Los padres de Lesandro Guzmán-Feliz, conocido popularmente como “Junior”, asistieron a una audiencia celebrada en una corte del Bronx, donde observaron por primera vez a los 14 acusados vinculados al asesinato del adolescente dominicano. El caso provocó una fuerte conmoción en la comunidad dominicana y en diversos sectores de la ciudad de Nueva York debido a la brutalidad del crimen, ocurrido cuando el joven tenía apenas 15 años. Familiares, amigos y miembros de la comunidad acudieron al tribunal para manifestar su respaldo a los padres de la víctima y reclamar justicia.

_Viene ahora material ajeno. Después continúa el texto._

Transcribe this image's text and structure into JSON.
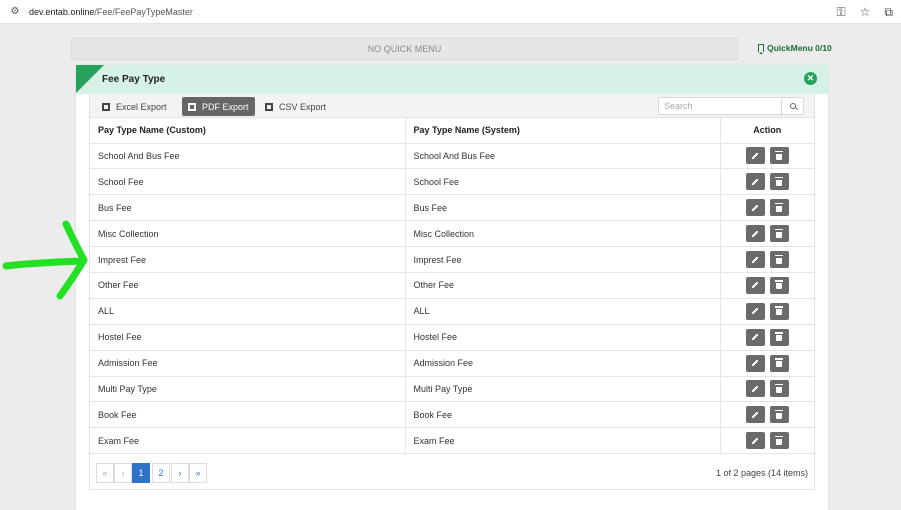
{
  "browser": {
    "url_host": "dev.entab.online",
    "url_path": "/Fee/FeePayTypeMaster"
  },
  "quick_menu": {
    "empty_text": "NO QUICK MENU",
    "link_label": "QuickMenu 0/10"
  },
  "panel": {
    "title": "Fee Pay Type",
    "accent_color": "#27a25d",
    "header_bg": "#d6f1e5"
  },
  "toolbar": {
    "excel_label": "Excel Export",
    "pdf_label": "PDF Export",
    "csv_label": "CSV Export",
    "search_placeholder": "Search"
  },
  "table": {
    "headers": [
      "Pay Type Name (Custom)",
      "Pay Type Name (System)",
      "Action"
    ],
    "rows": [
      [
        "School And Bus Fee",
        "School And Bus Fee"
      ],
      [
        "School Fee",
        "School Fee"
      ],
      [
        "Bus Fee",
        "Bus Fee"
      ],
      [
        "Misc Collection",
        "Misc Collection"
      ],
      [
        "Imprest Fee",
        "Imprest Fee"
      ],
      [
        "Other Fee",
        "Other Fee"
      ],
      [
        "ALL",
        "ALL"
      ],
      [
        "Hostel Fee",
        "Hostel Fee"
      ],
      [
        "Admission Fee",
        "Admission Fee"
      ],
      [
        "Multi Pay Type",
        "Multi Pay Type"
      ],
      [
        "Book Fee",
        "Book Fee"
      ],
      [
        "Exam Fee",
        "Exam Fee"
      ]
    ]
  },
  "pager": {
    "first": "«",
    "prev": "‹",
    "pages": [
      "1",
      "2"
    ],
    "next": "›",
    "last": "»",
    "info": "1 of 2 pages (14 items)"
  },
  "annotation": {
    "color": "#22e022",
    "icon": "arrow-right-icon"
  }
}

Durante la audiencia, la Fiscalía solicitó muestras de ADN de los imputados con el propósito de compararlas con evidencias recopiladas durante la investigación. Los acusados, señalados como presuntos integrantes de la pandilla Los Trinitarios, enfrentan cargos relacionados con asesinato en primer y segundo grado, además de delitos vinculados a actividades de organizaciones criminales. Las autoridades continúan reuniendo pruebas para fortalecer el expediente judicial antes del inicio formal del juicio.

Los padres de Junior reiteraron su determinación de asistir a todas las audiencias del proceso, pese al impacto emocional que representa encontrarse frente a los acusados. La familia ha insistido en la necesidad de que el caso concluya con sanciones ejemplares para los responsables. El crimen generó un amplio debate sobre la violencia de pandillas y la seguridad de los jóvenes en comunidades urbanas, convirtiéndose en uno de los casos más seguidos por la opinión pública en los Estados Unidos.